I had an interesting thought for my third fantasy book. At some point in the story, the main character will do something that will cause his more pious subjects to rebel against him. I will be drawing inspiration from how Henry VIII changed the Church of England during the Reformation. Both my character and Henry VIII did things that would secure the future of their dynasty and the zealots in their kingdoms turned on them for it. Henry VIII tried to secure his dynasty by having a male heir no matter the cost. My character tries to secure his dynasty by rediscovering and utilizing long forgotten magical secrets that his more pious subjects consider dark and unnatural. Overall, I think this is going to be an intriguing concept to tinker with as I continue to write.
I am continuing a system that I started a year ago with my writing. Normally, I would write a story one chapter at a time from start to finish. Now, however, I am writing sections of the story that I had planned out in advance. That way, I won’t have to suffer from writer’s block and I can write as much as I want. Who knows? I might be able to apply this tactic when writing multiple books at the same time, which is something I don’t normally do.

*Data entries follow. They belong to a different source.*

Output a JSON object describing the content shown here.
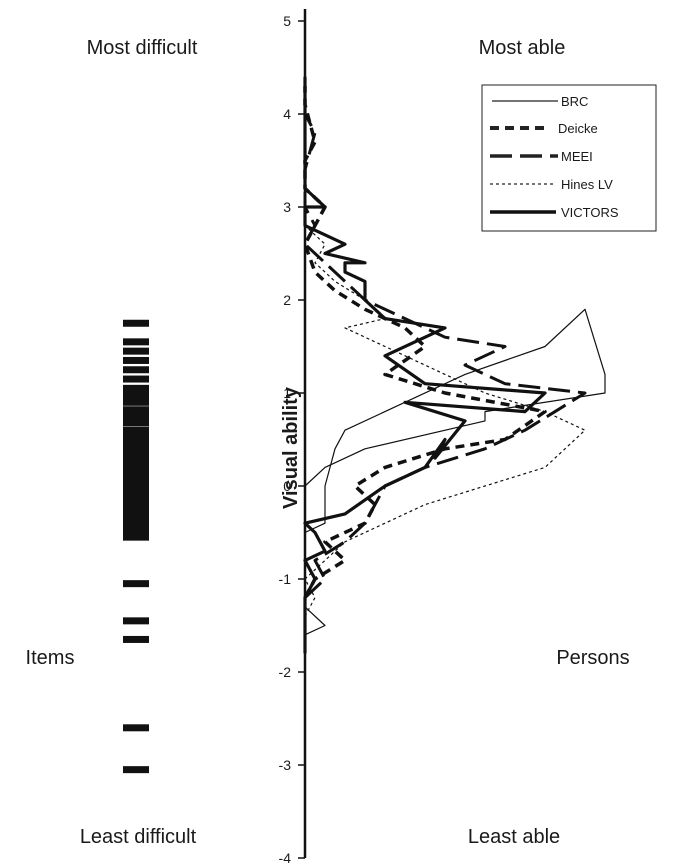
{
  "chart_data": {
    "type": "line",
    "ylabel": "Visual ability",
    "ylim": [
      -4,
      5
    ],
    "yticks": [
      "5",
      "4",
      "3",
      "2",
      "1",
      "0",
      "-1",
      "-2",
      "-3",
      "-4"
    ],
    "grid": false,
    "legend_position": "top-right",
    "corner_labels": {
      "top_left": "Most difficult",
      "top_right": "Most able",
      "bottom_left": "Least difficult",
      "bottom_right": "Least able"
    },
    "side_labels": {
      "left": "Items",
      "right": "Persons"
    },
    "item_locations": [
      1.75,
      1.55,
      1.45,
      1.35,
      1.25,
      1.15,
      1.05,
      1.0,
      0.95,
      0.9,
      0.82,
      0.75,
      0.68,
      0.6,
      0.55,
      0.5,
      0.45,
      0.4,
      0.35,
      0.3,
      0.25,
      0.2,
      0.15,
      0.1,
      0.05,
      0.0,
      -0.05,
      -0.1,
      -0.15,
      -0.2,
      -0.25,
      -0.3,
      -0.35,
      -0.4,
      -0.45,
      -0.5,
      -0.55,
      -1.05,
      -1.45,
      -1.65,
      -2.6,
      -3.05
    ],
    "series": [
      {
        "name": "BRC",
        "style": "thin-solid",
        "x": [
          0,
          0,
          2,
          0,
          0,
          0,
          2,
          2,
          2,
          3,
          4,
          8,
          16,
          24,
          28,
          30,
          30,
          18,
          18,
          6,
          2,
          0,
          0,
          0,
          0
        ],
        "y": [
          -1.9,
          -1.6,
          -1.5,
          -1.3,
          -1.0,
          -0.5,
          -0.4,
          -0.2,
          0.0,
          0.4,
          0.6,
          0.8,
          1.2,
          1.5,
          1.9,
          1.2,
          1.0,
          0.8,
          0.7,
          0.4,
          0.2,
          0.0,
          -0.2,
          -0.4,
          -0.5
        ]
      },
      {
        "name": "Deicke",
        "style": "thick-dashed",
        "x": [
          0,
          1,
          4,
          2,
          6,
          7,
          5,
          8,
          14,
          20,
          24,
          14,
          8,
          12,
          10,
          6,
          3,
          1,
          0,
          2,
          0,
          0,
          1,
          0,
          0
        ],
        "y": [
          -1.2,
          -1.0,
          -0.8,
          -0.6,
          -0.4,
          -0.2,
          0.0,
          0.2,
          0.4,
          0.5,
          0.8,
          1.0,
          1.2,
          1.5,
          1.7,
          1.9,
          2.1,
          2.3,
          2.6,
          3.0,
          3.2,
          3.5,
          3.7,
          4.1,
          4.3
        ]
      },
      {
        "name": "MEEI",
        "style": "long-dashed",
        "x": [
          0,
          2,
          1,
          4,
          6,
          8,
          12,
          18,
          22,
          28,
          20,
          16,
          20,
          14,
          10,
          6,
          4,
          2,
          0,
          1,
          0,
          0,
          1,
          0,
          0
        ],
        "y": [
          -1.2,
          -1.0,
          -0.8,
          -0.6,
          -0.4,
          0.0,
          0.2,
          0.4,
          0.6,
          1.0,
          1.1,
          1.3,
          1.5,
          1.6,
          1.8,
          2.0,
          2.2,
          2.4,
          2.6,
          2.8,
          3.0,
          3.4,
          3.8,
          4.0,
          4.2
        ]
      },
      {
        "name": "Hines LV",
        "style": "thin-dotted",
        "x": [
          0,
          1,
          0,
          2,
          4,
          8,
          12,
          18,
          24,
          28,
          24,
          18,
          14,
          8,
          4,
          8,
          6,
          3,
          2,
          1,
          2,
          0
        ],
        "y": [
          -1.4,
          -1.2,
          -1.0,
          -0.8,
          -0.6,
          -0.4,
          -0.2,
          0.0,
          0.2,
          0.6,
          0.8,
          1.0,
          1.2,
          1.5,
          1.7,
          1.8,
          2.0,
          2.2,
          2.3,
          2.4,
          2.6,
          2.8
        ]
      },
      {
        "name": "VICTORS",
        "style": "thick-solid",
        "x": [
          0,
          0,
          1,
          0,
          2,
          1,
          0,
          4,
          8,
          12,
          14,
          13,
          16,
          10,
          22,
          24,
          12,
          8,
          14,
          8,
          6,
          6,
          4,
          4,
          6,
          2,
          4,
          0,
          0,
          2,
          0,
          0,
          0
        ],
        "y": [
          -1.8,
          -1.2,
          -1.0,
          -0.8,
          -0.7,
          -0.5,
          -0.4,
          -0.3,
          0.0,
          0.2,
          0.5,
          0.3,
          0.7,
          0.9,
          0.8,
          1.0,
          1.1,
          1.4,
          1.7,
          1.8,
          2.0,
          2.2,
          2.3,
          2.4,
          2.4,
          2.5,
          2.6,
          2.8,
          3.0,
          3.0,
          3.2,
          3.9,
          4.4
        ]
      }
    ]
  }
}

As a devout Star Wars fan, I watched The Mandalorian show and I love it so far! The main character is like a space version of Clint Eastwood. In particular, the protagonist resembles the version of Clint Eastwood from The Unforgiven, who is a morally ambiguous gunslinger. I am glad that they brought back several things from the Old Expanded Universe in this show. For example, we got to see Beskar iron in live action for the first time. Beskar is an indestructible metal that not even lightsabers can cut through and Mandalorians often forge weapons and armor from it. The main character also displayed a trait that I like about Mandalorians: despite being battle-hardened warriors, Mandalorians have a soft spot for children. In the Old Expanded Universe, it was customary for Mandalorians to adopt orphaned children from battlefields and raise them as their own. As the old Mandalorian saying goes, “family is stronger than blood.” Apparently, the main character is continuing this age-old Mandalorian tradition by rescuing and adopting an infant from Yoda’s species. I also like how the show illustrates how some Imperials who were not assimilated into the First Order were reduced to being warlords and mercenaries, clinging on to whatever power and influence they could. I look forward to seeing how the show will progress because I am loving it so far. Hopefully, we will see the epitome of another Mandalorian saying, “a warrior is more than his armor.”
I thoroughly enjoy the film Sideways, which depicts two friends having a week-long stag party in wine country. Paul Giamatti plays a depressed, divorced, and struggling writer who is seeking to publish a book while undergoing a stressful time in his life. Thomas Haden Church plays a self-centered and impulsive actor who is past his prime. Throughout the movie, these two men get into all kinds of trouble, including one of them getting his face caved in. Even though there were scenes in this movie that are depressing to watch, there were many parts that were both funny and relatable. I would recommend this film to anyone who enjoys life stories and good humor.
I am thinking of one day engaging in traditional publishing. I haven’t done this since after I graduated from high school. I remember being rejected countless times, but I never let that stop me. Now that I have evolved as a writer and have come a long way since those days, I am thinking of getting in contact with big publishers one day. The main drawback I don’t like is that I have less control over the process, but the marketing and royalties will be much better than it is now. It is a long shot, but I am eager to fight to good fight one day. Wish me luck!